Second, in turning away from historic Christian theological convictions the church lost the ability to answer big questions and to articulate with clarity how Christians actually change. I was desperately concerned with having answers for skeptics regarding why we should believe the Bible, whether there were any evidences for God's existence, and other such questions. There seemed to be not only little interest in teaching these things, but outright irritation with those who insisted on getting answers and seriously discussing those subjects. This lack of clarity as to who God is and what God is doing in the world, and the unwillingness to articulate how it is that we actually change, in my view, was far more pernicious, more insidious; it was the very reversal of Christianity. It presented God as having no agenda of his own, as existing for no other reason than to serve our agendas and cater to our desire for the things of this world. I couldn't harmonize this presentation with the Bible. It seemed to actually promote what God abominated! "You adulterous people! Do you not know that friendship with the world is enmity with God? Therefore whoever wishes himself to be a friend of the world makes himself an enemy of God" (James 4:4). The more I read the Scriptures the less many of the preachers I knew looked like faithful shepherds and the more they looked like the wolves they were commissioned by Christ to guard the sheep against. Again the Scriptures are clear: "Should not shepherds feed the sheep? You eat the fat, you clothe yourselves with the wool, you slaughter the fat ones, but you do not feed the sheep" (Ezek. 34:2-3).

Because of this departure from historic Christian teachings, the church was unable to adequately answer questions regarding how it is we actually change. I was very much concerned with getting deep, biblical answers for how to deal with the conflicting desires I wrestled with in my own heart. I felt that I loved God, but not enough; I felt I hated sin, but I was still drawn to it. I could very easily identify with Paul, "Wretched man that I am! Who will deliver me from this body of death?" (Rom. 7:24). I was extremely hesitant to voice my struggles, because I wasn't even sure I was supposed to have them. When I finally began to express them, I was angered that no one seemed to have a clear understanding of my struggles. Surely the Bible had a clear, consistent way of answering these questions? Some would direct me along mystical lines. If I'd pray and fast enough, I could decisively win my battle with things like lust, bitterness, anger, and other carnal impulses. I tried this, but the temptations were not only still there but seemed to grow even stronger. Others made me feel as though the answer lay in simply trying harder, but I didn't know how to try harder. Besides, this advice seemed to be condemned by the Bible itself! "These have indeed an appearance of wisdom in promoting self-made religion and asceticism and severity to the body, but they are of no value in stopping the indulgence of the flesh" (Col. 2:23).

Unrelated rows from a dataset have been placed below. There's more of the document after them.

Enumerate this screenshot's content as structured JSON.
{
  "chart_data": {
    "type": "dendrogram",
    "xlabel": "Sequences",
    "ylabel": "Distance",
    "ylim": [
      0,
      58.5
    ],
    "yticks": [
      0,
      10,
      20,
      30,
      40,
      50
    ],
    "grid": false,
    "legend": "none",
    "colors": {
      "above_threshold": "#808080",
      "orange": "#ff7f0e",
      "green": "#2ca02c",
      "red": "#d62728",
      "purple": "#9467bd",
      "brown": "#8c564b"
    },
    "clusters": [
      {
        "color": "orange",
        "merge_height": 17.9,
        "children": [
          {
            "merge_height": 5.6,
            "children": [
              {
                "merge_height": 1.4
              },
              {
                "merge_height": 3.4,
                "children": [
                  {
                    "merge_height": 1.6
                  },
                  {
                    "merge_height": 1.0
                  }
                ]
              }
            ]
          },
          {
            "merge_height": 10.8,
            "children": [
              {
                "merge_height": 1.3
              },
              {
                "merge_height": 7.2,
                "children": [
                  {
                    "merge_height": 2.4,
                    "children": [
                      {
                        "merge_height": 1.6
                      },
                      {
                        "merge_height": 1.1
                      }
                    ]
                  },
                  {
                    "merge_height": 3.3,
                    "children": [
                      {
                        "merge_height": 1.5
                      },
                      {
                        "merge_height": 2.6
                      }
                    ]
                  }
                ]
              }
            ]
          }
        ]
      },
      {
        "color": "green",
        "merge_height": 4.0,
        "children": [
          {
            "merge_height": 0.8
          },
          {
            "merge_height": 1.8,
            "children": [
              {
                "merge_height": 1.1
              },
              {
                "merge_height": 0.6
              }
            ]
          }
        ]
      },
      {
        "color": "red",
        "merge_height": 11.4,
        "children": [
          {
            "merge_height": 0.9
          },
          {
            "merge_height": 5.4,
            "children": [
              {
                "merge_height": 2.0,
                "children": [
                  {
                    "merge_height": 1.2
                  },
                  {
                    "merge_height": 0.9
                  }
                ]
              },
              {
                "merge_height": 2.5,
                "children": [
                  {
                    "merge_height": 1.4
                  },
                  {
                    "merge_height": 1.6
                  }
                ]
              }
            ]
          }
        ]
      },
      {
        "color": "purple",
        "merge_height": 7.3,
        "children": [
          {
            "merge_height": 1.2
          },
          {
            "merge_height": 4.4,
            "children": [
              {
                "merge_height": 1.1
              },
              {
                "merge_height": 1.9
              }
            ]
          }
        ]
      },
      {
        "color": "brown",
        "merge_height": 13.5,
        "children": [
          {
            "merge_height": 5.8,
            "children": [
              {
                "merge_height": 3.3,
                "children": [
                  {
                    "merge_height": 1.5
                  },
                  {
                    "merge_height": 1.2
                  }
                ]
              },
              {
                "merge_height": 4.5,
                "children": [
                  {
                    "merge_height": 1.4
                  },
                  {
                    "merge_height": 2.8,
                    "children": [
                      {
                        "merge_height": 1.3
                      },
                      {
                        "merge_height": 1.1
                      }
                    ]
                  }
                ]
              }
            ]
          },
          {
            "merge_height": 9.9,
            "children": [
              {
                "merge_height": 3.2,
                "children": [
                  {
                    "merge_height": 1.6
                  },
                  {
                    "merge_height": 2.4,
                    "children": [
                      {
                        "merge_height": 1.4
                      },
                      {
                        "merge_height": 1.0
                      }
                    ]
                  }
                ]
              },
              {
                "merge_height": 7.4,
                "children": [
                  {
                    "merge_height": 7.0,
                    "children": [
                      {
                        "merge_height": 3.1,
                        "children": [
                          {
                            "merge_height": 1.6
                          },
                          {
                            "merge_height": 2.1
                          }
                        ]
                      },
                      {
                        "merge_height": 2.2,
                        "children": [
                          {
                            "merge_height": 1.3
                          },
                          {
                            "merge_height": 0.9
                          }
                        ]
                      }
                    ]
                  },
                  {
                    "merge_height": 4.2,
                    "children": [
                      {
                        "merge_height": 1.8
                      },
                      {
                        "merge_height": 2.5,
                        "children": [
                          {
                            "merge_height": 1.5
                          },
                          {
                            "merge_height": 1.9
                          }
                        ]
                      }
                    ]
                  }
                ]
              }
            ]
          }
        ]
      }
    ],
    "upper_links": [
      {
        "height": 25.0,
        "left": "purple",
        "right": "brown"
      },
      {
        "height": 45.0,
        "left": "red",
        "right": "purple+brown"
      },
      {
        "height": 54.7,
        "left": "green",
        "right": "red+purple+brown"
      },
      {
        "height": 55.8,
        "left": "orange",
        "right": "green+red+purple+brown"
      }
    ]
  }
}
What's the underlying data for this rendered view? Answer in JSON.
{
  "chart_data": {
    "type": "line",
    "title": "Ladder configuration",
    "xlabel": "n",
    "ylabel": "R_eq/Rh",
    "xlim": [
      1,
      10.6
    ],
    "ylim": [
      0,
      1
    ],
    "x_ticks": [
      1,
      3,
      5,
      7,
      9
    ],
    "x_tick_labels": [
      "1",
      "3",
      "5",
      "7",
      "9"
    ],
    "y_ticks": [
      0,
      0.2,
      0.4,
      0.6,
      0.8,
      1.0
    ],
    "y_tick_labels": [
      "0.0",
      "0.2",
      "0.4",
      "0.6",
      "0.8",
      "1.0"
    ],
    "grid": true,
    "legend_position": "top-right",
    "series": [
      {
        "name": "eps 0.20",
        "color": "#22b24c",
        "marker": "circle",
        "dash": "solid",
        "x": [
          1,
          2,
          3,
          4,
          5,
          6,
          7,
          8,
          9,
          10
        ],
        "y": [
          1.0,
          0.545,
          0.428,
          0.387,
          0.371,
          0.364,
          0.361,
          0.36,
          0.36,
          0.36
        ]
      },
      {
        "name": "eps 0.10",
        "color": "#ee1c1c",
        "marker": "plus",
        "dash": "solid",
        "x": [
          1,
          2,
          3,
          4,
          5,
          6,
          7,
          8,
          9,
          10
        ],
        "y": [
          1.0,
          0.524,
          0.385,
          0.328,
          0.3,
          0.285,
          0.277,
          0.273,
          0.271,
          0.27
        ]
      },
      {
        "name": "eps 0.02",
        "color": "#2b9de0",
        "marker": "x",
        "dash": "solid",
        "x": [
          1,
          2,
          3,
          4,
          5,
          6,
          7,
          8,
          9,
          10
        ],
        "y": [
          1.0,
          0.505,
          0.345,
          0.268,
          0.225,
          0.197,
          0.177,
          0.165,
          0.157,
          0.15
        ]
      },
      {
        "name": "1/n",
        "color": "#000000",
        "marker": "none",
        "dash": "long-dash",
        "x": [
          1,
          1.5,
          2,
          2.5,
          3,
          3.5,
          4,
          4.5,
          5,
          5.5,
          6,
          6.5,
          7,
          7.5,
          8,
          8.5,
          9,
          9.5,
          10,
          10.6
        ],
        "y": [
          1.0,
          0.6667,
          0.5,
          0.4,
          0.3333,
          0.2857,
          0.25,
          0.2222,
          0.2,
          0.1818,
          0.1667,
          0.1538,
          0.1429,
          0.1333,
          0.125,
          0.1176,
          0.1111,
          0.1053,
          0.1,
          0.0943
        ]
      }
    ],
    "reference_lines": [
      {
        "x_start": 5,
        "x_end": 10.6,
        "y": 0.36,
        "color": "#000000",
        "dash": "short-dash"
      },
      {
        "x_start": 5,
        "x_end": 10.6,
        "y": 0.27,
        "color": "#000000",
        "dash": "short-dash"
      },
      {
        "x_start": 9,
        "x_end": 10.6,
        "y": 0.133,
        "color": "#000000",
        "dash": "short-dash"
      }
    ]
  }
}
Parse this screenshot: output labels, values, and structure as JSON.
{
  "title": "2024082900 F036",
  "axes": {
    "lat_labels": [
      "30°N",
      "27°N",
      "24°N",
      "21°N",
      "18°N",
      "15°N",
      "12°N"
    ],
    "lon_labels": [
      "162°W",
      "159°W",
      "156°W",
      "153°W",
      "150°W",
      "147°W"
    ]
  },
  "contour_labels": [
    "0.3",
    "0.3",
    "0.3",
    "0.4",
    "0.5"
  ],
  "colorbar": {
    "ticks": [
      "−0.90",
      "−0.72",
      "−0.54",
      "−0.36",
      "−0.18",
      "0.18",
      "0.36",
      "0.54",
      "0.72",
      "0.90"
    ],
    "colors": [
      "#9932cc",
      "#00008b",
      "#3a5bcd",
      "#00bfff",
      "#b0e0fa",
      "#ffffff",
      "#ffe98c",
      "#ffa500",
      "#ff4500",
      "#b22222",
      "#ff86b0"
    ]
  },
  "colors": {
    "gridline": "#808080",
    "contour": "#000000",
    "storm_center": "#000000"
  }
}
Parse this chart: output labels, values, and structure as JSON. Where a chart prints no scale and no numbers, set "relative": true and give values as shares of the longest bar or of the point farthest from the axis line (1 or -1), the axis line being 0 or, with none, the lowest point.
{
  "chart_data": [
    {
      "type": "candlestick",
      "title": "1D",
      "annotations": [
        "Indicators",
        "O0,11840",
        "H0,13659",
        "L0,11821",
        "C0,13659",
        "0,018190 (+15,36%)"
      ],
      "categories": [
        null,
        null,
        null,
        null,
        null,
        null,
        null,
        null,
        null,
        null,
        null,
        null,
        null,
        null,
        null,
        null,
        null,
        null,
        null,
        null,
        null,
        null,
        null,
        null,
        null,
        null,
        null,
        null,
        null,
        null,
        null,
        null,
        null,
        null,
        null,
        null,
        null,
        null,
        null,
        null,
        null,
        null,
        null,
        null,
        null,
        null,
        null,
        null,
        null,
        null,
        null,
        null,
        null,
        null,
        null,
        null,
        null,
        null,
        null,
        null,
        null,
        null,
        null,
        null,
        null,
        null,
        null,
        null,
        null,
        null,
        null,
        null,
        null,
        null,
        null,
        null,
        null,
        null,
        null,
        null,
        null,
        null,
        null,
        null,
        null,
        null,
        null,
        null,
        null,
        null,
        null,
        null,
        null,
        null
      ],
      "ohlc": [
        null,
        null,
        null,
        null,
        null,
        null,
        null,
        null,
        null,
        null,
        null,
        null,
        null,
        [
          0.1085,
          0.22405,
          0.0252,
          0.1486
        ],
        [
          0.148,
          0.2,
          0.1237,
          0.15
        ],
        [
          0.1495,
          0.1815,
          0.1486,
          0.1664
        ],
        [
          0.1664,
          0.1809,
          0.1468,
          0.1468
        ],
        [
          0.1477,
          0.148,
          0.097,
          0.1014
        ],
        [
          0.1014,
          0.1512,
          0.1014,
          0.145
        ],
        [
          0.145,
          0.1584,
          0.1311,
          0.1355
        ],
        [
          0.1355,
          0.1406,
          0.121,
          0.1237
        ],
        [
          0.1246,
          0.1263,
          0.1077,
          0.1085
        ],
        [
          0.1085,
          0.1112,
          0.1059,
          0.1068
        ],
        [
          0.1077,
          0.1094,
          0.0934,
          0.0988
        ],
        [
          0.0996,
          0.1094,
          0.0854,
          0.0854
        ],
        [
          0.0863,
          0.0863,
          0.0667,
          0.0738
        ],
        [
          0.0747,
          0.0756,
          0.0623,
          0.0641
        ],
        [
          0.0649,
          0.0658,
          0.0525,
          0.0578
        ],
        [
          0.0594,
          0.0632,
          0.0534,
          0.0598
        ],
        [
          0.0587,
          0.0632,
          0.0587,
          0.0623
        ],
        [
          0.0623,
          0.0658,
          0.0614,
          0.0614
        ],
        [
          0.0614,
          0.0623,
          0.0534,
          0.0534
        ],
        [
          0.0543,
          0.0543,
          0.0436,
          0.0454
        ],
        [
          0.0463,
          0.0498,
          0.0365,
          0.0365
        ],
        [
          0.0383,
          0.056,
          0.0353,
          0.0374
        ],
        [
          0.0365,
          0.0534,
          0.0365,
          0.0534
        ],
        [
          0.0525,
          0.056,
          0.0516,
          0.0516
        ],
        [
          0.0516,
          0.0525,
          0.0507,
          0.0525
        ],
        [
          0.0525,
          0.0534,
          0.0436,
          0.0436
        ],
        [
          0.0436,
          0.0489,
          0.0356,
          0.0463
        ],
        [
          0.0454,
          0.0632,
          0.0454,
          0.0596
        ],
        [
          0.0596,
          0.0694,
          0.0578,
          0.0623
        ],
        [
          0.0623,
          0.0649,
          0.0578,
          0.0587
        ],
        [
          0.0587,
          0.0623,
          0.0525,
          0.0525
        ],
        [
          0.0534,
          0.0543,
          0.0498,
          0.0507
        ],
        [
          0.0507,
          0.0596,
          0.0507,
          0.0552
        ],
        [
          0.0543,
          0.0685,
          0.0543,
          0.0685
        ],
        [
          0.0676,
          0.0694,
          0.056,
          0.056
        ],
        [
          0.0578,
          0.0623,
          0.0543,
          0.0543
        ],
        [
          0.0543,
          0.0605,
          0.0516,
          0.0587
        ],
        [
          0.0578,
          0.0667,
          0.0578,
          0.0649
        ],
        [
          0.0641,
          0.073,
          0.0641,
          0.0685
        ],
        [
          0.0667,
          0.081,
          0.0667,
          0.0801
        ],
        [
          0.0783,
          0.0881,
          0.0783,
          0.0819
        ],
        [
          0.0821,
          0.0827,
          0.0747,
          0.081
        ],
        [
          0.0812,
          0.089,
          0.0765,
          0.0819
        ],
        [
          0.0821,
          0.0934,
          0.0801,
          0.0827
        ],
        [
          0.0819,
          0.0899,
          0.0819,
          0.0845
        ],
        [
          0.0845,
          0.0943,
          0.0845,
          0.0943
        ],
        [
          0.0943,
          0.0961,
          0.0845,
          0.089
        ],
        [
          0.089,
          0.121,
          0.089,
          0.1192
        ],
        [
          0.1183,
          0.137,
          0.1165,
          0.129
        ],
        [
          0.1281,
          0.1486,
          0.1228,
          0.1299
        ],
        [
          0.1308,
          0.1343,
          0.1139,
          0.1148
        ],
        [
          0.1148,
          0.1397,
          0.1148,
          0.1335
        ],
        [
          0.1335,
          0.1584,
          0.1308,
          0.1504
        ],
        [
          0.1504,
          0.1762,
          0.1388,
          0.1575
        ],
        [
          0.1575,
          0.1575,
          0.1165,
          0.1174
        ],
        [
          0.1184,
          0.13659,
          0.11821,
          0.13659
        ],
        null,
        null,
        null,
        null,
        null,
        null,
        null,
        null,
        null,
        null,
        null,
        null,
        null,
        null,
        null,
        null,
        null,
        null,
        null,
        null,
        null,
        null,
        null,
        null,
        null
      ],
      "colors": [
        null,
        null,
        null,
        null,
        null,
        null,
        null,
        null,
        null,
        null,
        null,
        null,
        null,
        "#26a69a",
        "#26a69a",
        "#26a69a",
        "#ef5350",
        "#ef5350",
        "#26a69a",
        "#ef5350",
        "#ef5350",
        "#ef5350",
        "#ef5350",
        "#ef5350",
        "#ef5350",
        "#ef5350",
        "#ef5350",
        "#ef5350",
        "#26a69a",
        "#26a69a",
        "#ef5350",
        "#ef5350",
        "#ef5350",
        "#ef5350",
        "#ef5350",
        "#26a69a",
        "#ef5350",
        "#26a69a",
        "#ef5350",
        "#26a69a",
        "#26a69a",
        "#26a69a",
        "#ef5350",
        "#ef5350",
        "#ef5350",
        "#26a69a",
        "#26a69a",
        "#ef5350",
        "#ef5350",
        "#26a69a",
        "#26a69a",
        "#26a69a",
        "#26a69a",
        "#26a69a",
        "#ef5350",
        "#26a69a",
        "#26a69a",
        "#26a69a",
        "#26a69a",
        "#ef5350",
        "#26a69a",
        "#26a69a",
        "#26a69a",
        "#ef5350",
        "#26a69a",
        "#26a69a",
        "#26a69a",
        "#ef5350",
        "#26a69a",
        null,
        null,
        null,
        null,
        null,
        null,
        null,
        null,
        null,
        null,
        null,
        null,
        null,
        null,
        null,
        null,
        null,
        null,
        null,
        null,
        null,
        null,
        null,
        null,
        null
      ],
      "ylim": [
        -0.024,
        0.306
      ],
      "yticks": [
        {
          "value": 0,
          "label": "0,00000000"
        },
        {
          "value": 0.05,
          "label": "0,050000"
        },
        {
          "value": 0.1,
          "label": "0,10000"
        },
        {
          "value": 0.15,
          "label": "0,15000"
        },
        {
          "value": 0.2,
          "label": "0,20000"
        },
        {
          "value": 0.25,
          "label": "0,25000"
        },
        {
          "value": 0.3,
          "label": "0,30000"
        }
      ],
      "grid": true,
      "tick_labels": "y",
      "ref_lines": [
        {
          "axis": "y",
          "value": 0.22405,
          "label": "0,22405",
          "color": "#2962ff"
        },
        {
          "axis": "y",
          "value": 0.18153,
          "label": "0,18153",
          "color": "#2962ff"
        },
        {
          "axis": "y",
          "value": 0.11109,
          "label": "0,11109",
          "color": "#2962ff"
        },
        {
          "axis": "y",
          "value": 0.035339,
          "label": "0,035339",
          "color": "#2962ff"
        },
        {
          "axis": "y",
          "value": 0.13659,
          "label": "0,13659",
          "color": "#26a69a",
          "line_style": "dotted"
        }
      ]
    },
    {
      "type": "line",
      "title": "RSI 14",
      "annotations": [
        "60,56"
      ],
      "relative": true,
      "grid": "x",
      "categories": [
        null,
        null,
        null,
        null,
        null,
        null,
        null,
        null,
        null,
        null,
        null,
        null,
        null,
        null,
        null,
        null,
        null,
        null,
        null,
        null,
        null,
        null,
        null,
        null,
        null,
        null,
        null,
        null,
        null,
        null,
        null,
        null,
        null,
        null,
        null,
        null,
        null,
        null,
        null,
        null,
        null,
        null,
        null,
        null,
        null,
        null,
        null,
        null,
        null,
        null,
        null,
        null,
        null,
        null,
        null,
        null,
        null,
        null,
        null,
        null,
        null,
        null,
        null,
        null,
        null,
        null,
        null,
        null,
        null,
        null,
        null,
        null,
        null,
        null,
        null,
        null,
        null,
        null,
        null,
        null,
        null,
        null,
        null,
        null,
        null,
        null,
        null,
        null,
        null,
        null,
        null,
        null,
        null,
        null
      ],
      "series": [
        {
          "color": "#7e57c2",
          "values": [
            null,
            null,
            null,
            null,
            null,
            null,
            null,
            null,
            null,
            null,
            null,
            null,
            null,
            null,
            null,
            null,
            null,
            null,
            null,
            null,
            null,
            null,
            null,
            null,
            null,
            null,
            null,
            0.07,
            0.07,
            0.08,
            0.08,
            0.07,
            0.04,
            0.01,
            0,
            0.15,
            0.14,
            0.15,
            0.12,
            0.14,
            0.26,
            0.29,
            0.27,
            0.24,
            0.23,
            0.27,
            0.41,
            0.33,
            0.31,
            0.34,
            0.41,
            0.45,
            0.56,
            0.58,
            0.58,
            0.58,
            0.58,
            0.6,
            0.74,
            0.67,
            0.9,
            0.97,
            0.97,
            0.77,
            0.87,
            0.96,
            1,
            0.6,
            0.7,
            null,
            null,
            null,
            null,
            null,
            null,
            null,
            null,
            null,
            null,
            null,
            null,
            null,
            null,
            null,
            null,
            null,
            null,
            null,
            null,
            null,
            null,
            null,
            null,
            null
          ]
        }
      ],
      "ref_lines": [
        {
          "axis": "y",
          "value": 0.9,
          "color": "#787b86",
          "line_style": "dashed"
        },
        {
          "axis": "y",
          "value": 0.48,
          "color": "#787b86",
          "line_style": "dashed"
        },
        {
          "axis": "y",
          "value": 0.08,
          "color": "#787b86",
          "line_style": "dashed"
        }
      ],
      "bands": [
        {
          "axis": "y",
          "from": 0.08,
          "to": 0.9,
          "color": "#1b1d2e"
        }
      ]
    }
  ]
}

My desperation for answers and desire for direction in transitioning into the gospel ministry led me to enroll in a program at Hartford Theological Seminary specifically designed for preparing African-Americans for ministry. That the school was equally committed to training Muslims for ministry should have sufficiently raised questions about the level of commitment to historical Christian truth lurking behind the walls of that institution. Yet, I was naive. I entered, excited about the possibility of obtaining solid ministry training.

I left the first class utterly bewildered, trying to process the professor's gleeful assertions of the Bible's supposed mistakes and general untrustworthiness in its recounting of historical events. I determined I would reject that part of his lecture and practice what my mother taught me as a child: "Son, don't believe everything your teachers tell you. Learn to swallow the meat and spit out the bones." I bent the knee in complete defeat a month later after being severely and publicly reprimanded for expressing some reservations about a section of the professor's lecture. I concluded I had better escape while I still believed that God authored the Bible!